The classification process of the group by is done by Sort. Therefore, this group-aggregate primitive is actually the block that is connected after a sort primitive. In other words, the input streams of this primitive is already sorted by group-by key.
- The supported primitives of group-aggregate are:
- group_aggr_max
- group_aggr_min
- group_aggr_sum
- group_aggr_count
- group_aggr_cnz
- group_aggr_mean
- group_aggr_variance
- group_aggr_normL1
- group_aggr_normL2
- Correspondingly, the related OPS are:
- AOP_MAX
- AOP_MIN
- AOP_SUM
- AOP_COUNT
- AOP_COUNTNONZEROS
- AOP_MEAN
- AOP_VARIANCE
- AOP_NORML1
- AOP_NORML2
Caution
- For the primitve group_aggr_sum, group_aggr_mean, group_aggr_variance, group_aggr_normL1, and group_aggr_normL2, double is used as the sum result of the intermediate calculation; therefore, the initiation interval (II) of these primitive is 15. For other primitives, the II is equal to 1.

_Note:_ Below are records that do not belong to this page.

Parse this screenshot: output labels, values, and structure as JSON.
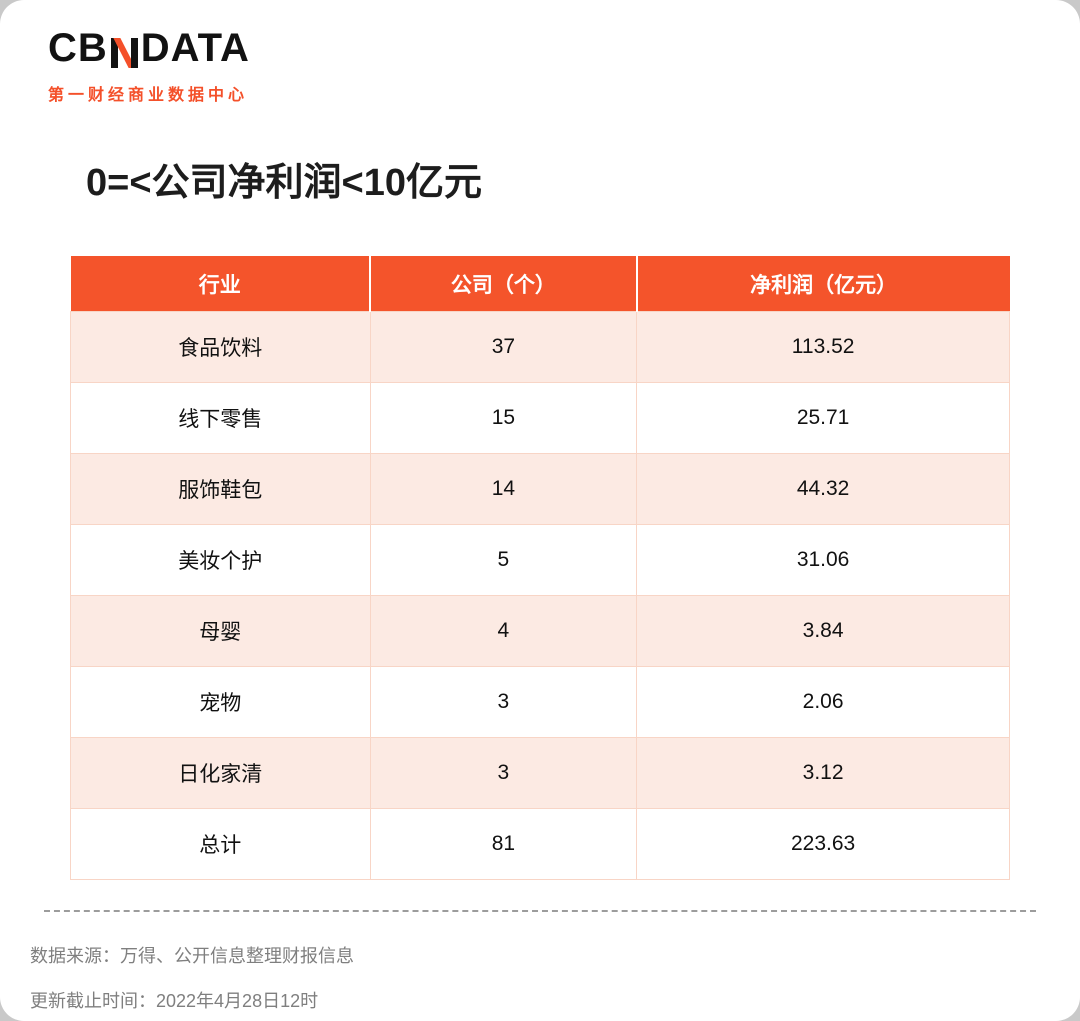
{
  "brand": {
    "logo_prefix": "CB",
    "logo_n": "N",
    "logo_suffix": "DATA",
    "tagline": "第一财经商业数据中心"
  },
  "page": {
    "title": "0=<公司净利润<10亿元"
  },
  "chart_data": {
    "type": "table",
    "title": "0=<公司净利润<10亿元",
    "columns": [
      "行业",
      "公司（个）",
      "净利润（亿元）"
    ],
    "rows": [
      [
        "食品饮料",
        "37",
        "113.52"
      ],
      [
        "线下零售",
        "15",
        "25.71"
      ],
      [
        "服饰鞋包",
        "14",
        "44.32"
      ],
      [
        "美妆个护",
        "5",
        "31.06"
      ],
      [
        "母婴",
        "4",
        "3.84"
      ],
      [
        "宠物",
        "3",
        "2.06"
      ],
      [
        "日化家清",
        "3",
        "3.12"
      ],
      [
        "总计",
        "81",
        "223.63"
      ]
    ]
  },
  "footer": {
    "source": "数据来源：万得、公开信息整理财报信息",
    "updated": "更新截止时间：2022年4月28日12时"
  },
  "colors": {
    "accent": "#F4502A",
    "header_bg": "#F4542B",
    "row_alt_bg": "#FCEAE3",
    "table_border": "#F8D5C6"
  }
}
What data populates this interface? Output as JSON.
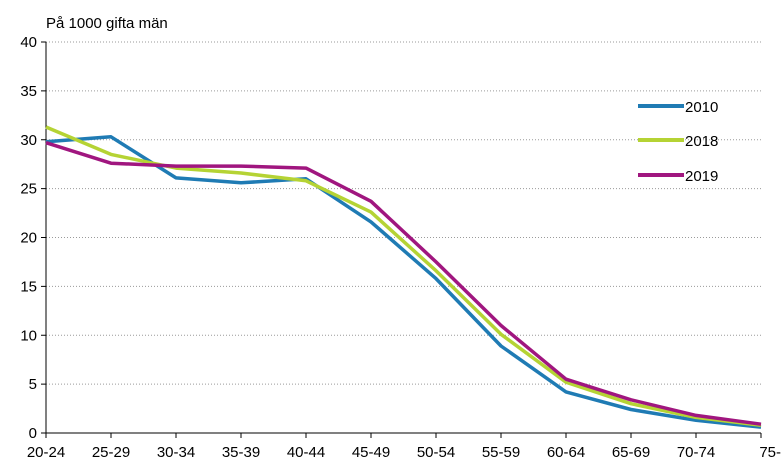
{
  "chart_data": {
    "type": "line",
    "title": "",
    "unit_label": "På 1000 gifta män",
    "xlabel": "",
    "ylabel": "",
    "ylim": [
      0,
      40
    ],
    "yticks": [
      0,
      5,
      10,
      15,
      20,
      25,
      30,
      35,
      40
    ],
    "grid": "horizontal dotted",
    "legend_position": "right",
    "categories": [
      "20-24",
      "25-29",
      "30-34",
      "35-39",
      "40-44",
      "45-49",
      "50-54",
      "55-59",
      "60-64",
      "65-69",
      "70-74",
      "75-"
    ],
    "series": [
      {
        "name": "2010",
        "color": "#1f7bb4",
        "values": [
          29.8,
          30.3,
          26.1,
          25.6,
          26.0,
          21.6,
          15.8,
          8.9,
          4.2,
          2.4,
          1.3,
          0.6
        ]
      },
      {
        "name": "2018",
        "color": "#b5d334",
        "values": [
          31.3,
          28.5,
          27.1,
          26.6,
          25.8,
          22.6,
          16.6,
          10.1,
          5.2,
          3.0,
          1.6,
          0.8
        ]
      },
      {
        "name": "2019",
        "color": "#a0167f",
        "values": [
          29.7,
          27.6,
          27.3,
          27.3,
          27.1,
          23.7,
          17.5,
          11.0,
          5.5,
          3.4,
          1.8,
          0.9
        ]
      }
    ]
  }
}
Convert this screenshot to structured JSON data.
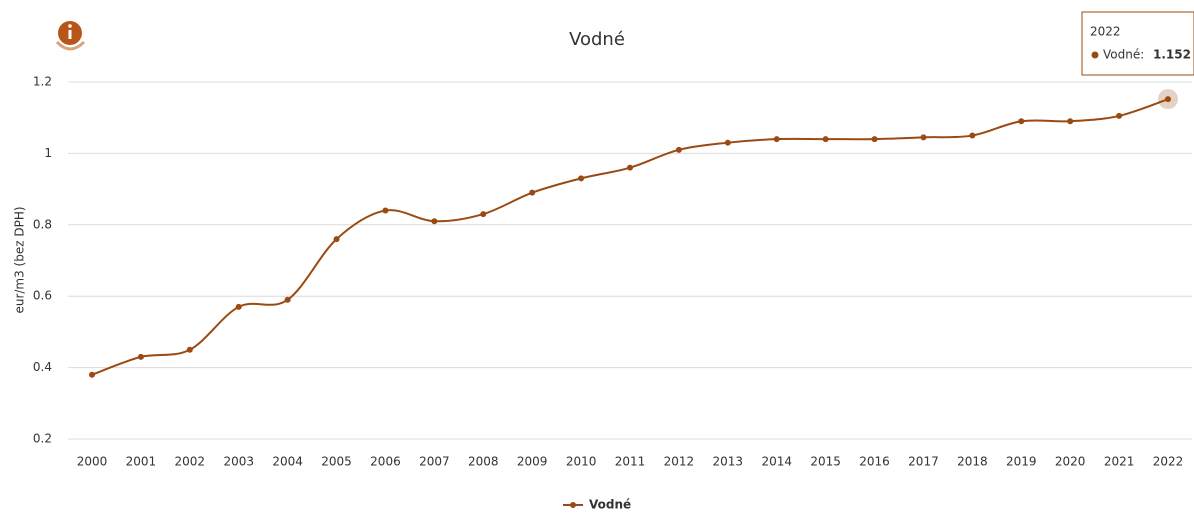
{
  "chart_data": {
    "type": "line",
    "title": "Vodné",
    "y_label": "eur/m3 (bez DPH)",
    "categories": [
      "2000",
      "2001",
      "2002",
      "2003",
      "2004",
      "2005",
      "2006",
      "2007",
      "2008",
      "2009",
      "2010",
      "2011",
      "2012",
      "2013",
      "2014",
      "2015",
      "2016",
      "2017",
      "2018",
      "2019",
      "2020",
      "2021",
      "2022"
    ],
    "series": [
      {
        "name": "Vodné",
        "color": "#9a4a12",
        "values": [
          0.38,
          0.43,
          0.45,
          0.57,
          0.59,
          0.76,
          0.84,
          0.81,
          0.83,
          0.89,
          0.93,
          0.96,
          1.01,
          1.03,
          1.04,
          1.04,
          1.04,
          1.045,
          1.05,
          1.09,
          1.09,
          1.105,
          1.152
        ]
      }
    ],
    "ylim": [
      0.2,
      1.2
    ],
    "yticks": [
      0.2,
      0.4,
      0.6,
      0.8,
      1,
      1.2
    ],
    "grid": true,
    "legend": "bottom",
    "tooltip": {
      "title": "2022",
      "label": "Vodné:",
      "value": "1.152"
    }
  }
}
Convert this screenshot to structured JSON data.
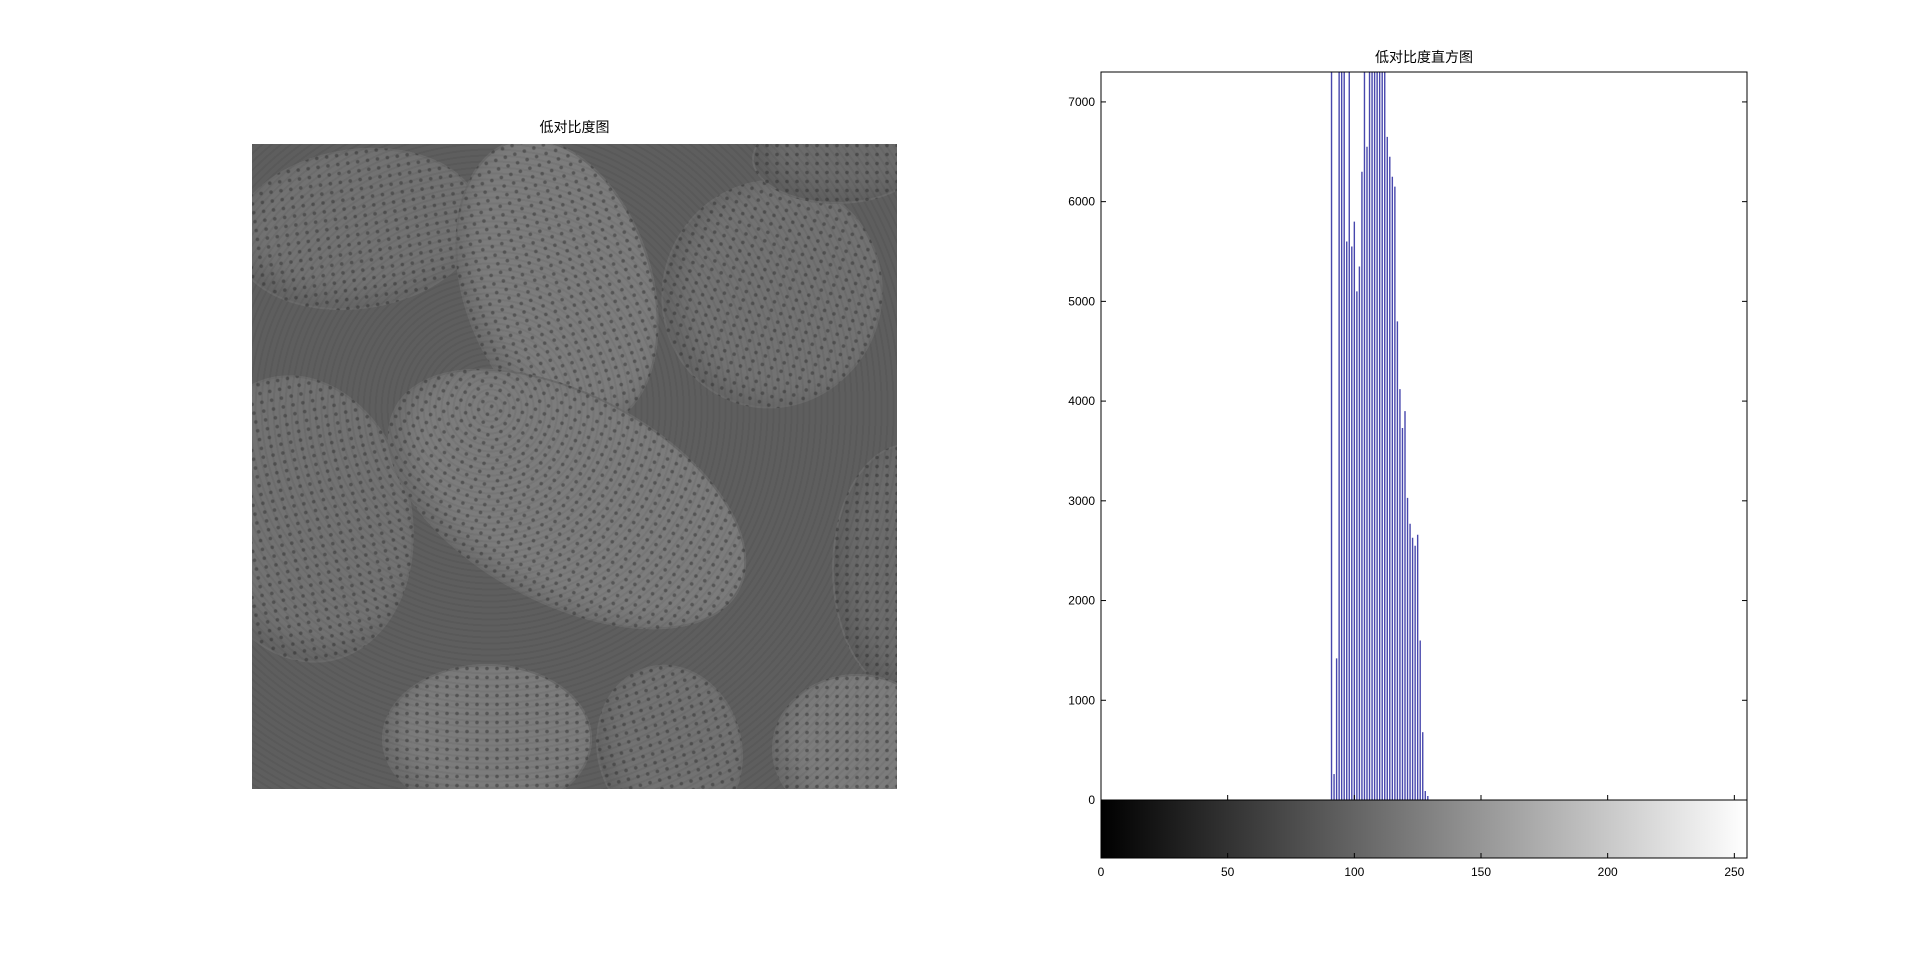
{
  "figure": {
    "left_title": "低对比度图",
    "right_title": "低对比度直方图",
    "image_alt": "pollen grains, low contrast grayscale image"
  },
  "chart_data": {
    "type": "bar",
    "title": "低对比度直方图",
    "xlabel": "",
    "ylabel": "",
    "xlim": [
      0,
      255
    ],
    "ylim": [
      0,
      7300
    ],
    "x_ticks": [
      0,
      50,
      100,
      150,
      200,
      250
    ],
    "y_ticks": [
      0,
      1000,
      2000,
      3000,
      4000,
      5000,
      6000,
      7000
    ],
    "grid": false,
    "bar_color": "#4747ad",
    "x": [
      91,
      92,
      93,
      94,
      95,
      96,
      97,
      98,
      99,
      100,
      101,
      102,
      103,
      104,
      105,
      106,
      107,
      108,
      109,
      110,
      111,
      112,
      113,
      114,
      115,
      116,
      117,
      118,
      119,
      120,
      121,
      122,
      123,
      124,
      125,
      126,
      127,
      128,
      129,
      130,
      131,
      132,
      133,
      134,
      135,
      136,
      137,
      138,
      139
    ],
    "values": [
      7300,
      260,
      1420,
      7300,
      7300,
      7300,
      5600,
      7300,
      5550,
      5800,
      5100,
      5350,
      6300,
      7300,
      6550,
      7300,
      7300,
      7300,
      7300,
      7300,
      7300,
      7300,
      6650,
      6450,
      6250,
      6150,
      4800,
      4120,
      3730,
      3900,
      3030,
      2770,
      2630,
      2550,
      2660,
      1600,
      680,
      90,
      40,
      0,
      0,
      0,
      0,
      0,
      0,
      0,
      0,
      0,
      0
    ],
    "colorbar": {
      "from": "#000000",
      "to": "#ffffff",
      "range": [
        0,
        255
      ]
    }
  }
}
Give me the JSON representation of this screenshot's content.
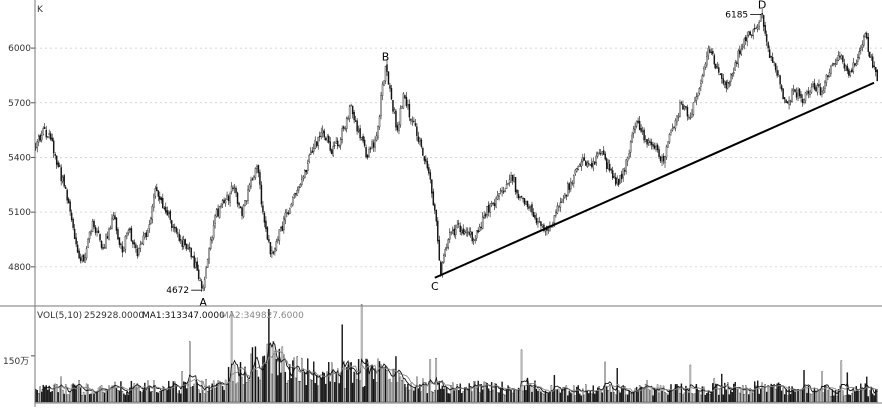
{
  "chart_data": [
    {
      "type": "candlestick",
      "panel": "price",
      "title": "K",
      "ylim": [
        4640,
        6220
      ],
      "y_ticks": [
        4800,
        5100,
        5400,
        5700,
        6000
      ],
      "grid": true,
      "close_path": [
        {
          "bar": 0,
          "v": 5450
        },
        {
          "bar": 5,
          "v": 5560
        },
        {
          "bar": 10,
          "v": 5500
        },
        {
          "bar": 15,
          "v": 5350
        },
        {
          "bar": 22,
          "v": 5150
        },
        {
          "bar": 28,
          "v": 4880
        },
        {
          "bar": 32,
          "v": 4830
        },
        {
          "bar": 38,
          "v": 5050
        },
        {
          "bar": 45,
          "v": 4900
        },
        {
          "bar": 52,
          "v": 5080
        },
        {
          "bar": 58,
          "v": 4880
        },
        {
          "bar": 62,
          "v": 5000
        },
        {
          "bar": 68,
          "v": 4860
        },
        {
          "bar": 75,
          "v": 5000
        },
        {
          "bar": 80,
          "v": 5230
        },
        {
          "bar": 86,
          "v": 5120
        },
        {
          "bar": 92,
          "v": 5020
        },
        {
          "bar": 97,
          "v": 4950
        },
        {
          "bar": 102,
          "v": 4900
        },
        {
          "bar": 108,
          "v": 4780
        },
        {
          "bar": 112,
          "v": 4690
        },
        {
          "bar": 116,
          "v": 4900
        },
        {
          "bar": 120,
          "v": 5080
        },
        {
          "bar": 126,
          "v": 5150
        },
        {
          "bar": 132,
          "v": 5230
        },
        {
          "bar": 138,
          "v": 5080
        },
        {
          "bar": 143,
          "v": 5250
        },
        {
          "bar": 148,
          "v": 5350
        },
        {
          "bar": 152,
          "v": 5100
        },
        {
          "bar": 157,
          "v": 4870
        },
        {
          "bar": 162,
          "v": 4950
        },
        {
          "bar": 168,
          "v": 5100
        },
        {
          "bar": 174,
          "v": 5200
        },
        {
          "bar": 180,
          "v": 5330
        },
        {
          "bar": 186,
          "v": 5450
        },
        {
          "bar": 192,
          "v": 5550
        },
        {
          "bar": 198,
          "v": 5420
        },
        {
          "bar": 204,
          "v": 5500
        },
        {
          "bar": 210,
          "v": 5680
        },
        {
          "bar": 216,
          "v": 5550
        },
        {
          "bar": 222,
          "v": 5400
        },
        {
          "bar": 228,
          "v": 5520
        },
        {
          "bar": 234,
          "v": 5900
        },
        {
          "bar": 238,
          "v": 5720
        },
        {
          "bar": 242,
          "v": 5550
        },
        {
          "bar": 246,
          "v": 5750
        },
        {
          "bar": 252,
          "v": 5600
        },
        {
          "bar": 258,
          "v": 5460
        },
        {
          "bar": 264,
          "v": 5280
        },
        {
          "bar": 268,
          "v": 5050
        },
        {
          "bar": 271,
          "v": 4760
        },
        {
          "bar": 276,
          "v": 4950
        },
        {
          "bar": 282,
          "v": 5030
        },
        {
          "bar": 288,
          "v": 5000
        },
        {
          "bar": 294,
          "v": 4950
        },
        {
          "bar": 300,
          "v": 5080
        },
        {
          "bar": 306,
          "v": 5150
        },
        {
          "bar": 312,
          "v": 5220
        },
        {
          "bar": 318,
          "v": 5300
        },
        {
          "bar": 324,
          "v": 5180
        },
        {
          "bar": 330,
          "v": 5120
        },
        {
          "bar": 336,
          "v": 5050
        },
        {
          "bar": 342,
          "v": 5000
        },
        {
          "bar": 348,
          "v": 5100
        },
        {
          "bar": 354,
          "v": 5200
        },
        {
          "bar": 360,
          "v": 5300
        },
        {
          "bar": 366,
          "v": 5400
        },
        {
          "bar": 372,
          "v": 5350
        },
        {
          "bar": 378,
          "v": 5420
        },
        {
          "bar": 384,
          "v": 5330
        },
        {
          "bar": 390,
          "v": 5250
        },
        {
          "bar": 396,
          "v": 5400
        },
        {
          "bar": 402,
          "v": 5600
        },
        {
          "bar": 408,
          "v": 5500
        },
        {
          "bar": 414,
          "v": 5450
        },
        {
          "bar": 420,
          "v": 5380
        },
        {
          "bar": 426,
          "v": 5560
        },
        {
          "bar": 432,
          "v": 5700
        },
        {
          "bar": 438,
          "v": 5620
        },
        {
          "bar": 444,
          "v": 5780
        },
        {
          "bar": 450,
          "v": 6000
        },
        {
          "bar": 456,
          "v": 5900
        },
        {
          "bar": 462,
          "v": 5780
        },
        {
          "bar": 468,
          "v": 5920
        },
        {
          "bar": 474,
          "v": 6050
        },
        {
          "bar": 480,
          "v": 6100
        },
        {
          "bar": 486,
          "v": 6185
        },
        {
          "bar": 490,
          "v": 6000
        },
        {
          "bar": 496,
          "v": 5850
        },
        {
          "bar": 502,
          "v": 5700
        },
        {
          "bar": 508,
          "v": 5760
        },
        {
          "bar": 514,
          "v": 5720
        },
        {
          "bar": 520,
          "v": 5800
        },
        {
          "bar": 526,
          "v": 5760
        },
        {
          "bar": 532,
          "v": 5900
        },
        {
          "bar": 538,
          "v": 5950
        },
        {
          "bar": 544,
          "v": 5850
        },
        {
          "bar": 550,
          "v": 5950
        },
        {
          "bar": 555,
          "v": 6080
        },
        {
          "bar": 558,
          "v": 5950
        },
        {
          "bar": 563,
          "v": 5820
        }
      ],
      "total_bars": 564,
      "annotations": [
        {
          "text": "A",
          "bar": 112,
          "v": 4672,
          "placement": "below"
        },
        {
          "text": "4672",
          "bar": 112,
          "v": 4672,
          "placement": "left-leader"
        },
        {
          "text": "B",
          "bar": 234,
          "v": 5900,
          "placement": "above"
        },
        {
          "text": "C",
          "bar": 271,
          "v": 4760,
          "placement": "below-left"
        },
        {
          "text": "D",
          "bar": 486,
          "v": 6185,
          "placement": "above"
        },
        {
          "text": "6185",
          "bar": 486,
          "v": 6185,
          "placement": "left-leader"
        }
      ],
      "trendline": {
        "from": {
          "bar": 271,
          "v": 4740
        },
        "to": {
          "bar": 563,
          "v": 5810
        }
      }
    },
    {
      "type": "bar",
      "panel": "volume",
      "legend_items": [
        {
          "text": "VOL(5,10)",
          "color": "#333333"
        },
        {
          "text": "252928.0000",
          "color": "#333333"
        },
        {
          "text": "MA1:313347.0000",
          "color": "#111111"
        },
        {
          "text": "MA2:349827.6000",
          "color": "#888888"
        }
      ],
      "y_tick_label": "150万",
      "y_tick_value": 1500000,
      "ylim": [
        0,
        2600000
      ],
      "volume_profile": [
        {
          "bar": 0,
          "v": 420000
        },
        {
          "bar": 60,
          "v": 500000
        },
        {
          "bar": 120,
          "v": 560000
        },
        {
          "bar": 128,
          "v": 900000
        },
        {
          "bar": 145,
          "v": 1250000
        },
        {
          "bar": 158,
          "v": 1500000
        },
        {
          "bar": 172,
          "v": 1300000
        },
        {
          "bar": 190,
          "v": 1050000
        },
        {
          "bar": 210,
          "v": 950000
        },
        {
          "bar": 230,
          "v": 1150000
        },
        {
          "bar": 245,
          "v": 800000
        },
        {
          "bar": 262,
          "v": 600000
        },
        {
          "bar": 300,
          "v": 520000
        },
        {
          "bar": 360,
          "v": 430000
        },
        {
          "bar": 430,
          "v": 440000
        },
        {
          "bar": 480,
          "v": 520000
        },
        {
          "bar": 520,
          "v": 420000
        },
        {
          "bar": 563,
          "v": 380000
        }
      ]
    }
  ]
}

- In groupAggregate primitives, only one group-by key/indexing key is supported. However, in a SQL query, normally, several indexing keys are used together. Therefore, before the group_aggregate block, several indexing keys are combined to one key by combine-unit, and then passed to the newly generated combined indexing key to the groupAggregate primitive.